The scatterplot shows paired data (x, y) and a line of best fit. At x = 27, which of the...

1. TRANSLATE the problem information

The question asks for the y-value predicted by the line of best fit at \(\mathrm{x = 27}\). This means:

• We need to read from the line (the solid line), not from the scatter points (the X marks)
• We need to find or create an equation for this line
• Then evaluate that equation at \(\mathrm{x = 27}\)

2. INFER the best approach

To find the predicted value at \(\mathrm{x = 27}\), we need the equation of the line. Since we have the graph, we can:

• Identify two clear points on the line of best fit
• Use these points to find the slope
• Write the equation using point-slope form
• Evaluate at \(\mathrm{x = 27}\)

Key insight: The line of best fit shows the general trend and gives predictions - we ignore the individual scatter points for this calculation.

3. TRANSLATE coordinates from the graph

Looking at the line of best fit carefully:

• On the left side, the line passes through approximately \(\mathrm{(16, 12)}\)
• On the right side, the line passes through approximately \(\mathrm{(36, 2)}\)

These two points are clearly on or very close to the line and are far enough apart to give an accurate slope.

4. SIMPLIFY to find the slope

Using the slope formula with our two points \(\mathrm{(16, 12)}\) and \(\mathrm{(36, 2)}\):

\(\mathrm{m = \frac{y_2 - y_1}{x_2 - x_1}}\)

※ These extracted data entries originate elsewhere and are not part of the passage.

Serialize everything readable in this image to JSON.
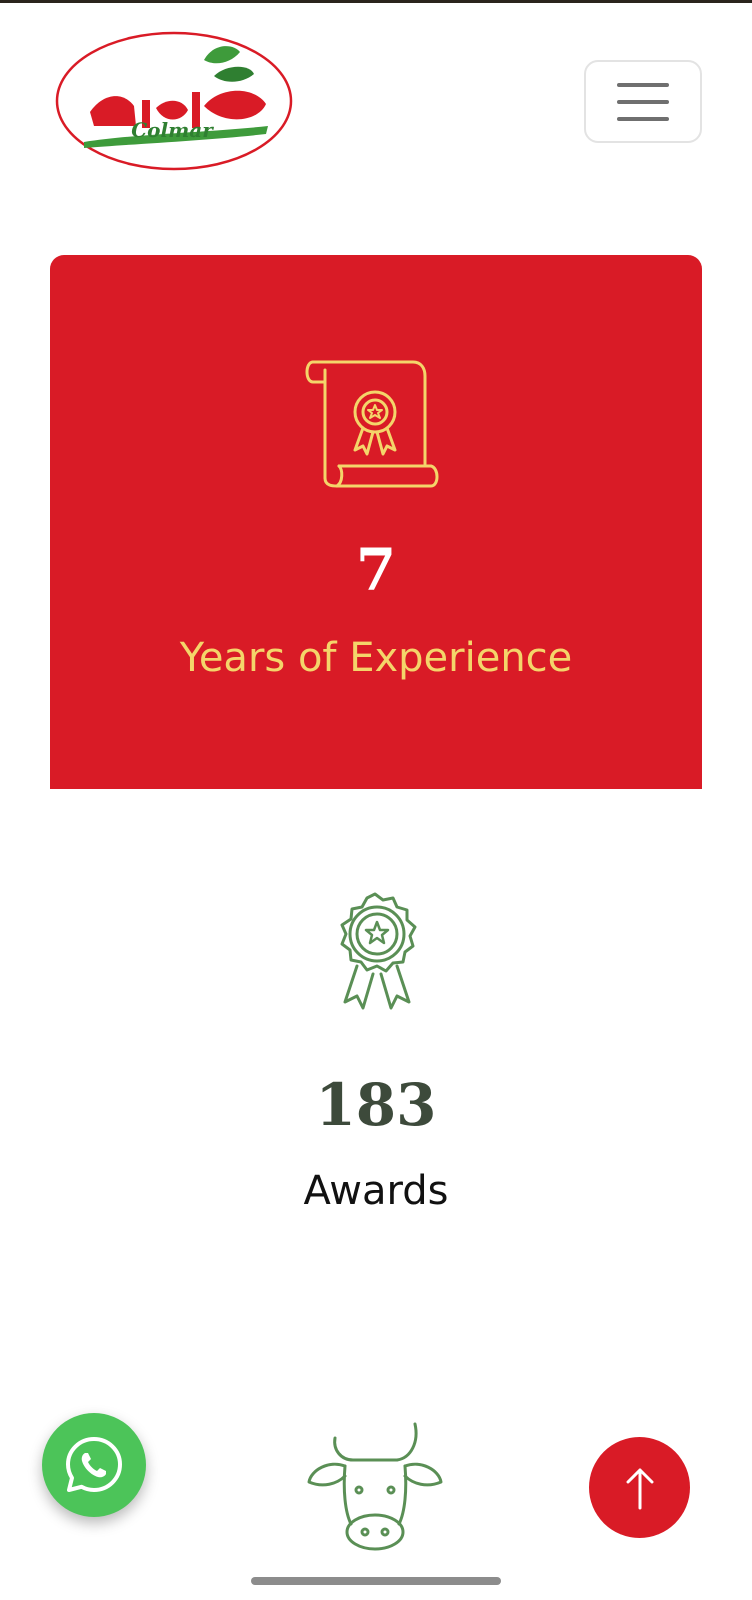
{
  "header": {
    "logo": {
      "arabic_text": "كولمار",
      "latin_text": "Colmar"
    },
    "menu_icon": "hamburger-menu-icon"
  },
  "stats": [
    {
      "icon": "certificate-icon",
      "value": "7",
      "label": "Years of Experience",
      "background": "#d91b26",
      "value_color": "#ffffff",
      "label_color": "#f4d56a"
    },
    {
      "icon": "award-ribbon-icon",
      "value": "183",
      "label": "Awards",
      "background": "#ffffff",
      "value_color": "#3d4a3b",
      "label_color": "#111111"
    },
    {
      "icon": "cow-icon"
    }
  ],
  "floating": {
    "whatsapp_icon": "whatsapp-icon",
    "back_to_top_icon": "arrow-up-icon"
  },
  "colors": {
    "brand_red": "#d91b26",
    "brand_green": "#4e8f4c",
    "gold": "#f4d56a",
    "whatsapp_green": "#4cc459"
  }
}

\(\mathrm{m = \frac{2 - 12}{36 - 16}}\)

\(\mathrm{m = \frac{-10}{20}}\)

\(\mathrm{m = -0.5}\)

The negative slope makes sense - the line is going downward from left to right.

5. SIMPLIFY to write the equation

Using point-slope form with point \(\mathrm{(16, 12)}\) and slope \(\mathrm{m = -0.5}\):

\(\mathrm{y - 12 = -0.5(x - 16)}\)

This can be rearranged, but it's actually easiest to use as-is for our calculation.

6. SIMPLIFY to find y when x = 27

Substitute \(\mathrm{x = 27}\) into our equation:

\(\mathrm{y - 12 = -0.5(27 - 16)}\)

\(\mathrm{y - 12 = -0.5(11)}\)

\(\mathrm{y - 12 = -5.5}\)

\(\mathrm{y = 12 - 5.5}\)

\(\mathrm{y = 6.5}\)

Answer: (B) 6.5

Why Students Usually Falter on This Problem

Most Common Error Path:

Weak TRANSLATE skill: Reading coordinates inaccurately from the graph

Students may misread the points on the line of best fit, perhaps identifying points like \(\mathrm{(15, 11)}\) and \(\mathrm{(35, 3)}\) instead of the more accurate \(\mathrm{(16, 12)}\) and \(\mathrm{(36, 2)}\). This would give:

• Slope: \(\mathrm{m = \frac{3 - 11}{35 - 15} = \frac{-8}{20} = -0.4}\)
• Using \(\mathrm{(15, 11)}\): \(\mathrm{y = 11 - 0.4(27 - 15) = 11 - 0.4(12) = 11 - 4.8 = 6.2}\)

While 6.2 is close to the correct answer, it might cause confusion between choices, or if the coordinates are read even less accurately, could lead to selecting Choice (A) (5.7) or Choice (C) (7.3).

Second Most Common Error:

Conceptual confusion: Trying to use the scatter points instead of the line of best fit

Some students might look for a data point near \(\mathrm{x = 27}\) or try to average nearby scatter points instead of using the line of best fit. Looking at the graph, there's a scatter point near \(\mathrm{x = 28}\) that appears to be at \(\mathrm{y \approx 6}\). Students might interpolate incorrectly or get confused about which points to use. This leads to confusion and guessing, potentially selecting Choice (A) (5.7) as it's closer to the nearby scatter point.

Third Error Path:

Poor SIMPLIFY execution: Making arithmetic errors in multi-step calculations

Even with the correct slope \(\mathrm{(-0.5)}\) and correct point \(\mathrm{(16, 12)}\), students can make errors:

• Calculating \(\mathrm{27 - 16 = 10}\) instead of 11
• Then: \(\mathrm{y = 12 - 0.5(10) = 12 - 5 = 7}\)

This may lead them to select Choice (C) (7.3)

Or making sign errors when handling the negative slope, potentially getting \(\mathrm{y = 12 + 5.5 = 17.5}\), which doesn't match any choice and causes them to abandon the systematic solution and guess.

The Bottom Line:

This problem tests whether students understand that a line of best fit is used for predictions (not the scatter points themselves), and whether they can accurately read a graph, set up a linear equation, and execute multi-step calculations without arithmetic errors. The close spacing of answer choices means small errors in any step can lead to wrong answers.